Story by Erika Heeren

Eagle has a rich history in rural life with a small-town feel. While today’s Eagle is becoming a growing community of commerce and suburban life, one family is continuing the legacy of one of Eagle’s original farm sites.

When Jane Klosterman purchased the home with her first husband in 1993, she was drawn to the classic old-town feel of the property. “It always felt like it was part of the heart of the old Eagle farming community; a time when everyone was neighborly and spent Sunday afternoons calling on one another!  I guess I always felt more like a steward of the place than a property owner,” she explained.

Klosterman believes the home was built in 1919 based on the dates on some newspaper clippings that were stuffed into the installation of the original home. Sitting on just over 11 acres, the original house was only 800 square feet. The property hosted a couple of free-standing ranch hand buildings, a hay barn, and an 8-stall dairy barn with calving stalls.

“We been visited by people whose grandparents or great grandparents have lived there, and they told us that it had been a prune farm and a dairy at one time,” Klosterman said.
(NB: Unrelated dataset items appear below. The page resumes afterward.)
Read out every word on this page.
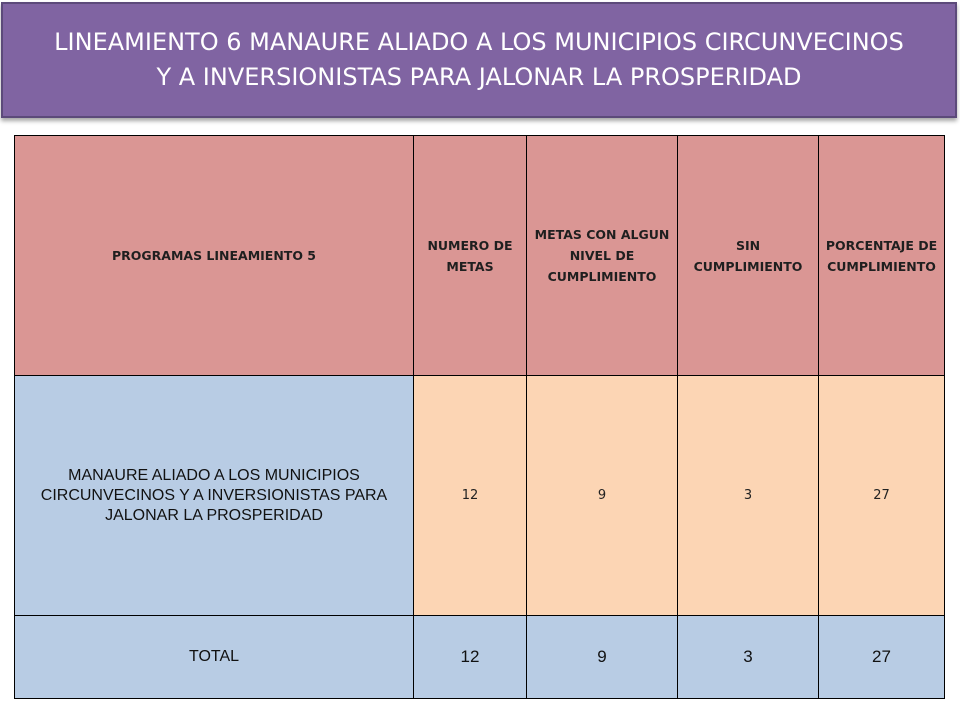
LINEAMIENTO 6 MANAURE ALIADO A LOS MUNICIPIOS CIRCUNVECINOS
Y A INVERSIONISTAS PARA JALONAR LA PROSPERIDAD
PROGRAMAS LINEAMIENTO 5	NUMERO DE METAS	METAS CON ALGUN NIVEL DE CUMPLIMIENTO	SIN CUMPLIMIENTO	PORCENTAJE DE CUMPLIMIENTO
MANAURE ALIADO A LOS MUNICIPIOS CIRCUNVECINOS Y A INVERSIONISTAS PARA JALONAR LA PROSPERIDAD	12	9	3	27
TOTAL	12	9	3	27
Initially, Klosterman intended to maintain the original buildings as her family grew. The family grew alfalfa, raised children, and enjoyed a quiet life in Eagle until the passing of Klosterman’s first husband in 2003.

Since then, Klosterman has remarried and moved back onto the property. Shortly after, she and her husband Ed Coulter realized that the family needed more space. So, she partnered with Eagle builder Wayne Swanson of Wayne Swanson Construction and designer Noelle Martinez of Studio Boise to create a new home on the property that pays proper homage to the rich history.

“I loved the original old farmhouse. When it became clear that it needed to be torn down I worked with Noelle, who understood what I was trying to do. We used some things from the old house – like some of the old doors and concrete sinks. We followed the old footprint of the old place to some degree. I wanted to keep some of the moments from the original house – like looking out the sunroom to the trees. The kitchen is also in the same spot, looking out to the barn. So, even though it’s a brand-new house – it has a very similar feel.”

This blending of old and new includes a completely new home while retaining the original barn and outbuildings. The home itself has kept the unique farmhouse appeal – setting it apart from many of the newer home designs in Eagle.

I’ve had people look for the property, and they keep driving by it because they don’t realize they’re driving by a new house. It does look like an older traditional home. That’s what I was trying to achieve.”

Throughout it all; the history and the people who have touched the land over the years will remain a part of the spirit of the property and the community around it.